In the previous editions of the course, a total of 28 participants were trained in general principles, methodologies and techniques of mosaic conservation, with special reference to lifted mosaics: MCC Syria 2011-2012, MCC Jordan&Tunisia 2012-2013, MCC Libya 2014, and MCC Jordan Syria Tunisia 2014.This second part of the program represented a level of advanced studies for professional conservators and trainers, and it was aimed to a group selected among participants of previous MCC course.
The program was structured in four modules of four weeks each carried out during 2015-2016:
– MCC 2015-1 run between 9th of March and the 2nd of April 2015 and MCC 2015-3, run between 7th of September and the 1st of October 2015 a program organized by CCA in collaboration with the Department of Antiquities of Jordan (DoA), the Department of Antiquities of Libya and the Directorate General of Antiquities and Museums of Syria (DGAM). Participants were two Jordanian conservators-restorers, three Libyan conservators-restorers and two Syrian conservator-restorer.
– MCC 2015-2 ran between the 12th of April and the 8th of May 2015 and MCC 2016-1 ran between 17th of March and 16th of April 2016, a program organized by CCA in collaboration with the Department of Antiquities of Jordan (DoA), the Directorate General of Antiquities and Museums of Syria (DGAM) and the Institute National du Patrimoine (INP) of Tunisia and aimed to three Jordanian conservators-restorers, two Syrian conservator-restorers and three Tunisian conservators-restorers.
The program has been followed by a four-week fieldwork experience on the mosaics of the archaeological site of Ephesus, Terrace House 2: MCC 2016 On Site Project.
The objective of the modules of the specialization phase was to deepen the topics already covered in the previous courses, and to introduce the participants to important aspects of the profession, such as risk and conservation assessment, planning, communication and teaching skills, and conservation chemistry. These subjects have been developed in these module, increasingly involving the participants in active exercises and practice. Furthermore, case-studies have been presented in order to broaden the participants’ experience in relation to mosaic conservation, and to allow them to have open discussions with established professionals in the conservation field.

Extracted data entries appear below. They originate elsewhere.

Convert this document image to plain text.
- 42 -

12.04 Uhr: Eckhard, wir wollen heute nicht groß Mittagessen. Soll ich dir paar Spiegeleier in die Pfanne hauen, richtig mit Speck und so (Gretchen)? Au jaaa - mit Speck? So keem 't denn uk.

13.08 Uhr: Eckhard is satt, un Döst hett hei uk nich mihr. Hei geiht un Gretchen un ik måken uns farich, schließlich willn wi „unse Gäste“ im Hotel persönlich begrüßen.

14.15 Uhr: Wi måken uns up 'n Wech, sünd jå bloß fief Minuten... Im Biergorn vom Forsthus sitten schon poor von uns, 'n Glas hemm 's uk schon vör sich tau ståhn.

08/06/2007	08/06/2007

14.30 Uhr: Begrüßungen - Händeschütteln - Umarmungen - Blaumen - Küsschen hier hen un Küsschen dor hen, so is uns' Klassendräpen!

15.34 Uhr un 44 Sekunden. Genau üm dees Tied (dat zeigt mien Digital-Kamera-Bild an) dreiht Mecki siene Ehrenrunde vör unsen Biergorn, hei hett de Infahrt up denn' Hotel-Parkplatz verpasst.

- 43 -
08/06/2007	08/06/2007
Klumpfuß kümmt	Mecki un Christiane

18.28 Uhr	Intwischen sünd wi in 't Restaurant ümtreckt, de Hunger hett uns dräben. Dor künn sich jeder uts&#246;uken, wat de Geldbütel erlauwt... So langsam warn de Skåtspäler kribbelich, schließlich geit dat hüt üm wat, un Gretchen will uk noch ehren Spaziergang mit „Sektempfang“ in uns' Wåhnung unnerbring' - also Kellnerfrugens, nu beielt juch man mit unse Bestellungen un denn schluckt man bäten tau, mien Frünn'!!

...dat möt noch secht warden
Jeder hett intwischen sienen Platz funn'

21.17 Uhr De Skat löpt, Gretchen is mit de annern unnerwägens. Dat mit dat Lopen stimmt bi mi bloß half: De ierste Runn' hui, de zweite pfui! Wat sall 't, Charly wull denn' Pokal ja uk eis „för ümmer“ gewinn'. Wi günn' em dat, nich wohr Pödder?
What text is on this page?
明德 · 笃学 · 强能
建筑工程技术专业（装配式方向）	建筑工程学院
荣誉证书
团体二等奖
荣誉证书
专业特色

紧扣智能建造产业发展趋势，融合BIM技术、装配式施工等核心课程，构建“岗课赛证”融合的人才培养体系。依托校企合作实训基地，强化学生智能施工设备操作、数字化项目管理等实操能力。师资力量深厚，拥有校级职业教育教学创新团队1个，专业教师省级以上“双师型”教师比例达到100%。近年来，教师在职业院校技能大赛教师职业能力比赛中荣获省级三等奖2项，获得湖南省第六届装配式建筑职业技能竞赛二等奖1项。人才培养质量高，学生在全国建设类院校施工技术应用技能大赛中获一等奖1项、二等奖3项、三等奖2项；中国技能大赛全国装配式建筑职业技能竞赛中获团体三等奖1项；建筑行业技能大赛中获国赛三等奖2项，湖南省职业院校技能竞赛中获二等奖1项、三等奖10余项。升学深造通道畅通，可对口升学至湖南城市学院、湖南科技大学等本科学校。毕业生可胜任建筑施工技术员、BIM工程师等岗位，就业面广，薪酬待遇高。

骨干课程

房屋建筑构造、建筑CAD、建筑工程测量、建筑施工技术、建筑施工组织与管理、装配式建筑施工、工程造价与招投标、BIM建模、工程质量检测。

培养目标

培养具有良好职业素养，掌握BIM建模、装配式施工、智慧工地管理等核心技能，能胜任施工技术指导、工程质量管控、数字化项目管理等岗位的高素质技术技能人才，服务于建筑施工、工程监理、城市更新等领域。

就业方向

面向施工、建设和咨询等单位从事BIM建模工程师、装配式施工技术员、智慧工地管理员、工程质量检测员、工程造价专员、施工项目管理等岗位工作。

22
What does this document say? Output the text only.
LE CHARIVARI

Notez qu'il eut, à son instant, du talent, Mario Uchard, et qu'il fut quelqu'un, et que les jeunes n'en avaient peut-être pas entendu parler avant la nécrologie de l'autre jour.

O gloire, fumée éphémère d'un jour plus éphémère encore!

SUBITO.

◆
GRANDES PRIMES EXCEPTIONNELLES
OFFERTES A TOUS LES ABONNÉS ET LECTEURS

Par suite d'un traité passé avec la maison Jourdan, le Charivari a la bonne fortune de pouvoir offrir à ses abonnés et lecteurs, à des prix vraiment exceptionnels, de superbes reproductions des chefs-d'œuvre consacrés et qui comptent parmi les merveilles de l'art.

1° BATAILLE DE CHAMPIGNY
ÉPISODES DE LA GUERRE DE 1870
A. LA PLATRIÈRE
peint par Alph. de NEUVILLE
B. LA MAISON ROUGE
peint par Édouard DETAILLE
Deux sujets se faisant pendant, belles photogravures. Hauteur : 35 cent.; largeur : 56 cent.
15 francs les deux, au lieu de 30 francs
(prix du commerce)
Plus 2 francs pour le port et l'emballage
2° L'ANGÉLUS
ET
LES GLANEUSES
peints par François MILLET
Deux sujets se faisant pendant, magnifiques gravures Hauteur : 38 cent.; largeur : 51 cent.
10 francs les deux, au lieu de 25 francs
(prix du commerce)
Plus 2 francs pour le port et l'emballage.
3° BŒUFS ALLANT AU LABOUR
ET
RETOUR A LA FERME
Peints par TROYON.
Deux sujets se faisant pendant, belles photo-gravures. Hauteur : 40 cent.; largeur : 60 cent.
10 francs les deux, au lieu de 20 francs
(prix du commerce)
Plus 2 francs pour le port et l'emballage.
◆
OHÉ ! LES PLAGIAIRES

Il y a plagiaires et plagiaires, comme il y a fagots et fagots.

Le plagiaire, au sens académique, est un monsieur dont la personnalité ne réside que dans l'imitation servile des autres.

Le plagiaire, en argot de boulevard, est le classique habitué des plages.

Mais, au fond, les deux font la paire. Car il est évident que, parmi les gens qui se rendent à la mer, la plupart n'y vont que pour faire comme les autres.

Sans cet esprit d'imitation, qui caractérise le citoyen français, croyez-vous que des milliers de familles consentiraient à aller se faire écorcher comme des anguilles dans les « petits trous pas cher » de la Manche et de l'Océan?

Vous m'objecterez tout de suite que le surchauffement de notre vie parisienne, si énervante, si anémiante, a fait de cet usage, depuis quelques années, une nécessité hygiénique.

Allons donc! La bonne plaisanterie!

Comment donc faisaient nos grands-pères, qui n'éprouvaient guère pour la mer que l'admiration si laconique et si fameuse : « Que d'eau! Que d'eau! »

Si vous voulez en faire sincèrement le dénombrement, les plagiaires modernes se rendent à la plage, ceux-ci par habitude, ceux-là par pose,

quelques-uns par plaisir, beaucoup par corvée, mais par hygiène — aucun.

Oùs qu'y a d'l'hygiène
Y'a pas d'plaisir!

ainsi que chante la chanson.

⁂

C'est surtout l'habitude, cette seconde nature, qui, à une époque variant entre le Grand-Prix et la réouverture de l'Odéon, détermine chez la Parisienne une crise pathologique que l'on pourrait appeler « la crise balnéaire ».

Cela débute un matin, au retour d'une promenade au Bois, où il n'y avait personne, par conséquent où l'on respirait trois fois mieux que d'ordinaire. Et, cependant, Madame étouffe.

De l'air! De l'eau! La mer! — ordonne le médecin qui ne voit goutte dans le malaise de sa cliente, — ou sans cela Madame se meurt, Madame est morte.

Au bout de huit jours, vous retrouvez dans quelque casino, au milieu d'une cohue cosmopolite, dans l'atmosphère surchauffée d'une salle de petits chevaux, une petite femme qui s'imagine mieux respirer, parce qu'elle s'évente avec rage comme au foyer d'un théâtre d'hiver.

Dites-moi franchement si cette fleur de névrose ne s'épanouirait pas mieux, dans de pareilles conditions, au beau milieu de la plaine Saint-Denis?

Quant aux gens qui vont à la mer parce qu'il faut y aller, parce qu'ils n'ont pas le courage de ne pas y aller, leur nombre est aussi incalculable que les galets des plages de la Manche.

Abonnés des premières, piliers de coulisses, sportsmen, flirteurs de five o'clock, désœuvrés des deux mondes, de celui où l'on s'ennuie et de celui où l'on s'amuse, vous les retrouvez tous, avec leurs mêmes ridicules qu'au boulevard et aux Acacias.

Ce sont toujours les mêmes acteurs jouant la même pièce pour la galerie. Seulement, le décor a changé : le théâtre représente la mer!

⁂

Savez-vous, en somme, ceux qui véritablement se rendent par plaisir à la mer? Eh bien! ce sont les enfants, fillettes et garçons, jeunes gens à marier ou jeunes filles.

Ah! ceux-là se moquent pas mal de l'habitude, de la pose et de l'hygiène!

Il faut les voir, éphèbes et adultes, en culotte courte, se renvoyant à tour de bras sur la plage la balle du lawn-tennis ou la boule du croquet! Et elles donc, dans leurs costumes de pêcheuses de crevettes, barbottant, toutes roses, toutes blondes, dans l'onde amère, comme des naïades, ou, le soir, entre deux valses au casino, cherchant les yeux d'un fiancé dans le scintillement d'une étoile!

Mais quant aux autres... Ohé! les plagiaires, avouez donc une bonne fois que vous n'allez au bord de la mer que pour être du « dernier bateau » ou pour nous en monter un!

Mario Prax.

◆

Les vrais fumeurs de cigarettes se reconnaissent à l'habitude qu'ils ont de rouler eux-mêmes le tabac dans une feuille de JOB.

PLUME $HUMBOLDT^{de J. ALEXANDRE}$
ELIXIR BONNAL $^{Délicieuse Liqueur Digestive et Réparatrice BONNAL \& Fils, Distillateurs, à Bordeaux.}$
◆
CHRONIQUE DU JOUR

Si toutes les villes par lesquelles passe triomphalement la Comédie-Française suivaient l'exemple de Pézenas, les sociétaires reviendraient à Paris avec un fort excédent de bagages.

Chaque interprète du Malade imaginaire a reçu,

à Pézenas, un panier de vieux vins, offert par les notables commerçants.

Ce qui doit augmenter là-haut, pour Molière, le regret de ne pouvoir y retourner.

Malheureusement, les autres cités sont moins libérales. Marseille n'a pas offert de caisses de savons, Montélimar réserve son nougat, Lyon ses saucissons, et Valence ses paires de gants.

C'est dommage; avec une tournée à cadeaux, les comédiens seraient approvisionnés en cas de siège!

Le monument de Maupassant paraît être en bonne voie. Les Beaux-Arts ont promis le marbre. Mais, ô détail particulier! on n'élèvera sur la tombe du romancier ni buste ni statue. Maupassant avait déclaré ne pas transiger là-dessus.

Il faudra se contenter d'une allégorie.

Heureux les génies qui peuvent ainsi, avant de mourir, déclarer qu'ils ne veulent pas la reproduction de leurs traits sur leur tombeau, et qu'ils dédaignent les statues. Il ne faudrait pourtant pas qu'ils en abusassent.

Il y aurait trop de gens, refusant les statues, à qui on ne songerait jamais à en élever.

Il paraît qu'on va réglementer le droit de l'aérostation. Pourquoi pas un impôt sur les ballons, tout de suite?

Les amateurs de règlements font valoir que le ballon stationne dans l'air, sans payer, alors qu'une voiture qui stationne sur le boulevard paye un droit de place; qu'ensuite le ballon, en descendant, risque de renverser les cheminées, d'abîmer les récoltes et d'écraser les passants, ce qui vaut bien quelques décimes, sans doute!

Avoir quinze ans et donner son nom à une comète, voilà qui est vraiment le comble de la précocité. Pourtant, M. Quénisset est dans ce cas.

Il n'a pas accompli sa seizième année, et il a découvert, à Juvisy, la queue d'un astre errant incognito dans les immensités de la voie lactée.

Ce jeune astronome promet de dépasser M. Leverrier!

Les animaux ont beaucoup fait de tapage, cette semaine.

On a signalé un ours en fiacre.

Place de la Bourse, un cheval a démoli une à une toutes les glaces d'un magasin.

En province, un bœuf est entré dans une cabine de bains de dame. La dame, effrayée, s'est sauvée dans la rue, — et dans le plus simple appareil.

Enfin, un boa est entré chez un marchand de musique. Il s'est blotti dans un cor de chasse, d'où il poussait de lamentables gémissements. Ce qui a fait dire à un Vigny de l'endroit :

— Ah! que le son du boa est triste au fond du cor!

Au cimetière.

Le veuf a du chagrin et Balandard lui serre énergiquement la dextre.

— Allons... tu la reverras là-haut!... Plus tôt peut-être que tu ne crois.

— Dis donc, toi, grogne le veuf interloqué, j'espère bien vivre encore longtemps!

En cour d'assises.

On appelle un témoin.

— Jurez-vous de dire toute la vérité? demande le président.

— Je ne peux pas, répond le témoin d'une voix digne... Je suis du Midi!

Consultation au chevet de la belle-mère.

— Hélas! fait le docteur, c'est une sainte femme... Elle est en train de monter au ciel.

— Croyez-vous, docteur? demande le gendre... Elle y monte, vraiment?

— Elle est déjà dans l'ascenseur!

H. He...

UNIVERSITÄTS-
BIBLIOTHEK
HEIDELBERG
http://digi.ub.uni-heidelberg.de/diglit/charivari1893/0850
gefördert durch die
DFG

During the course, participants had the opportunity to put theoretical knowledge into practice, working on two Roman mosaic detached from a Villa in Rome, dated to the 2nd century A.D, and to experience field work at the archaeological site in Ephesus, Turkey, working on mosaics from Terrace House 2, dating to the 1st century BC – 1st century AD. They were encouraged to effectively communicate their work within the international professional network and, as a result of MCC 2015-3, participants attended a four-day conference in Palermo, Sicily, giving a presentation on traditional production and use of lime in their countries.